I catch Zeerah's hood and orient her face with mine. Her panic centers on me.
"This is not how it ends," I tell her, even though the words are rough, and speaking them agony. "We're just beginning our fight."
She swallows hard. "Does that mean you, uh, Arrisans believe in an afterlife?"
"No." I magnetize our suits, sealing us together. "There is only this life. But we believe in echoes."
"Echoes?"
"That even now, the pain and fury of the Arrisans who died, helpless against the Harsi, echo down to our generation. To us right now. But we also believe the future echoes backward in time. That all those centuries ago, every single dying Arrisan knew that someday, a warrior would rise up and defeat our greatest enemy.

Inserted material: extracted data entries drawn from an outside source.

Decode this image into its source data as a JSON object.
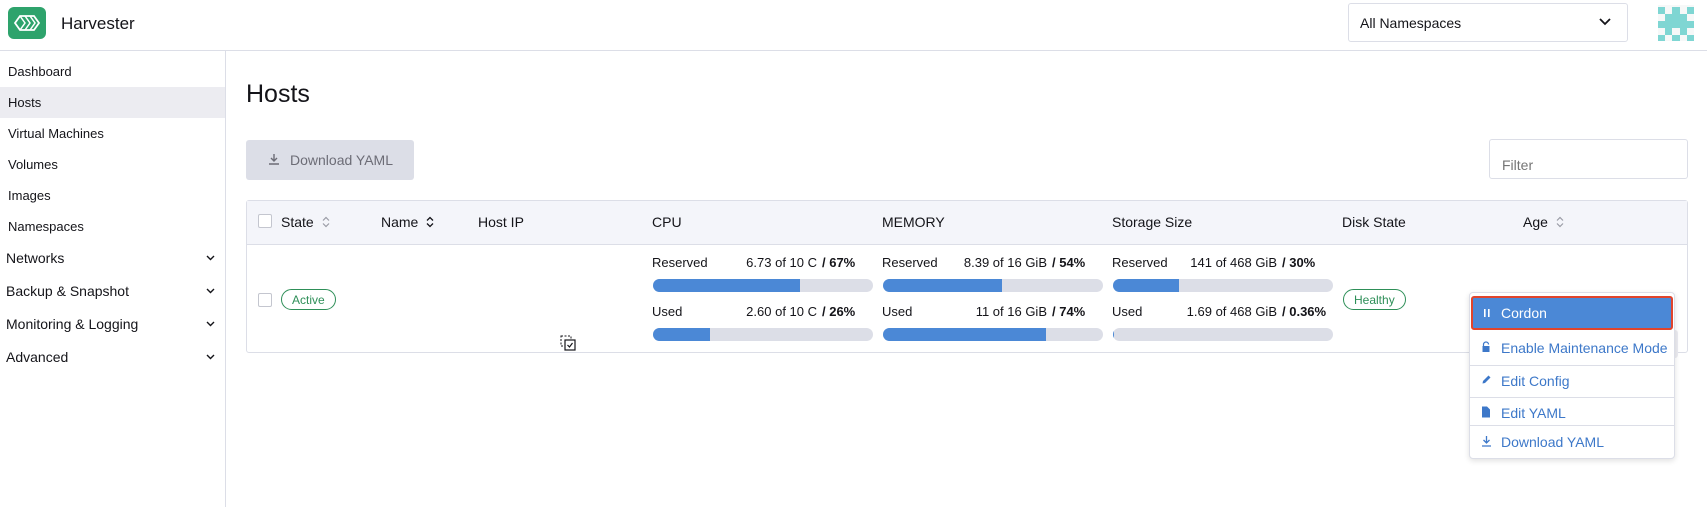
{
  "app": {
    "title": "Harvester"
  },
  "namespace_select": {
    "value": "All Namespaces"
  },
  "sidebar": {
    "items": [
      {
        "label": "Dashboard"
      },
      {
        "label": "Hosts"
      },
      {
        "label": "Virtual Machines"
      },
      {
        "label": "Volumes"
      },
      {
        "label": "Images"
      },
      {
        "label": "Namespaces"
      }
    ],
    "groups": [
      {
        "label": "Networks"
      },
      {
        "label": "Backup & Snapshot"
      },
      {
        "label": "Monitoring & Logging"
      },
      {
        "label": "Advanced"
      }
    ]
  },
  "page": {
    "title": "Hosts",
    "download_label": "Download YAML",
    "filter_placeholder": "Filter"
  },
  "table": {
    "headers": {
      "state": "State",
      "name": "Name",
      "host_ip": "Host IP",
      "cpu": "CPU",
      "memory": "MEMORY",
      "storage": "Storage Size",
      "disk_state": "Disk State",
      "age": "Age"
    },
    "row": {
      "state": "Active",
      "disk_state": "Healthy",
      "cpu": {
        "reserved": {
          "label": "Reserved",
          "value": "6.73 of 10 C",
          "pct": "/ 67%",
          "fraction": 0.67
        },
        "used": {
          "label": "Used",
          "value": "2.60 of 10 C",
          "pct": "/ 26%",
          "fraction": 0.26
        }
      },
      "memory": {
        "reserved": {
          "label": "Reserved",
          "value": "8.39 of 16 GiB",
          "pct": "/ 54%",
          "fraction": 0.54
        },
        "used": {
          "label": "Used",
          "value": "11 of 16 GiB",
          "pct": "/ 74%",
          "fraction": 0.74
        }
      },
      "storage": {
        "reserved": {
          "label": "Reserved",
          "value": "141 of 468 GiB",
          "pct": "/ 30%",
          "fraction": 0.3
        },
        "used": {
          "label": "Used",
          "value": "1.69 of 468 GiB",
          "pct": "/ 0.36%",
          "fraction": 0.0036
        }
      }
    }
  },
  "menu": {
    "items": [
      {
        "label": "Cordon",
        "icon": "pause-icon"
      },
      {
        "label": "Enable Maintenance Mode",
        "icon": "lock-icon"
      },
      {
        "label": "Edit Config",
        "icon": "pencil-icon"
      },
      {
        "label": "Edit YAML",
        "icon": "file-icon"
      },
      {
        "label": "Download YAML",
        "icon": "download-icon"
      }
    ]
  },
  "colors": {
    "brand": "#2ea36c",
    "accent": "#4b88d6",
    "success": "#2e8f58",
    "highlight_border": "#e0442c"
  }
}
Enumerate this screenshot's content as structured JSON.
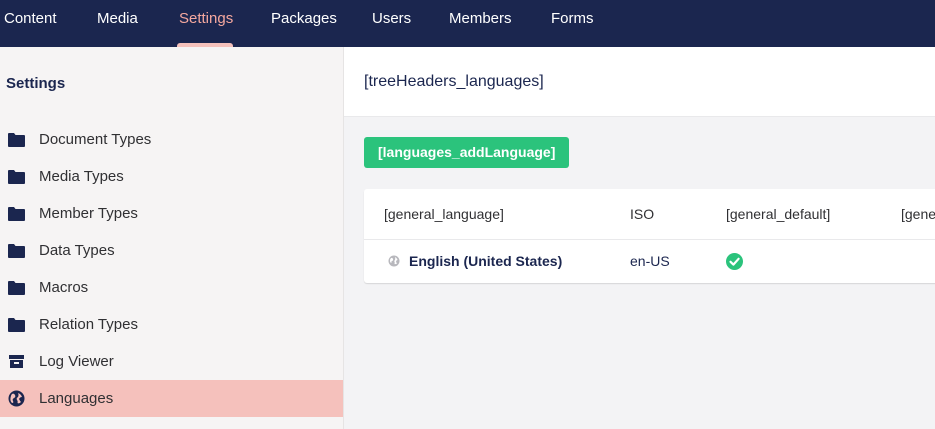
{
  "topnav": {
    "items": [
      {
        "label": "Content"
      },
      {
        "label": "Media"
      },
      {
        "label": "Settings"
      },
      {
        "label": "Packages"
      },
      {
        "label": "Users"
      },
      {
        "label": "Members"
      },
      {
        "label": "Forms"
      }
    ],
    "active": "Settings"
  },
  "sidebar": {
    "title": "Settings",
    "items": [
      {
        "label": "Document Types",
        "icon": "folder-icon"
      },
      {
        "label": "Media Types",
        "icon": "folder-icon"
      },
      {
        "label": "Member Types",
        "icon": "folder-icon"
      },
      {
        "label": "Data Types",
        "icon": "folder-icon"
      },
      {
        "label": "Macros",
        "icon": "folder-icon"
      },
      {
        "label": "Relation Types",
        "icon": "folder-icon"
      },
      {
        "label": "Log Viewer",
        "icon": "archive-icon"
      },
      {
        "label": "Languages",
        "icon": "globe-icon"
      }
    ],
    "active": "Languages"
  },
  "main": {
    "title": "[treeHeaders_languages]",
    "add_button": "[languages_addLanguage]",
    "table": {
      "headers": [
        "[general_language]",
        "ISO",
        "[general_default]",
        "[general_mandatory]"
      ],
      "rows": [
        {
          "language": "English (United States)",
          "iso": "en-US",
          "default": true
        }
      ]
    }
  },
  "colors": {
    "nav_bg": "#1b264f",
    "active_nav_text": "#f5a89f",
    "active_item_bg": "#f5c1bc",
    "add_button_bg": "#2bc37c",
    "check_green": "#2bc37c"
  }
}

They heard the echo of your triumph, Zeerah. My ancestors fought, died, and continued on beyond all rational hope because of you."
Her chin wrinkles. "You are truly the greatest captain in all of history."
"I am honored to stand beside you."
She hugs me fiercely.
We are one lump among a field of larger lumps.
The frayed end of the fishing cable drifts away from us.
We float into the darkness.
And then something appears on my hood display.
A Humana miracle.
"Halooo there!" Engineer Juk cheerfully calls from a tiny repair sled. "By any chance, did you two Heroes of the Empire need a ride?"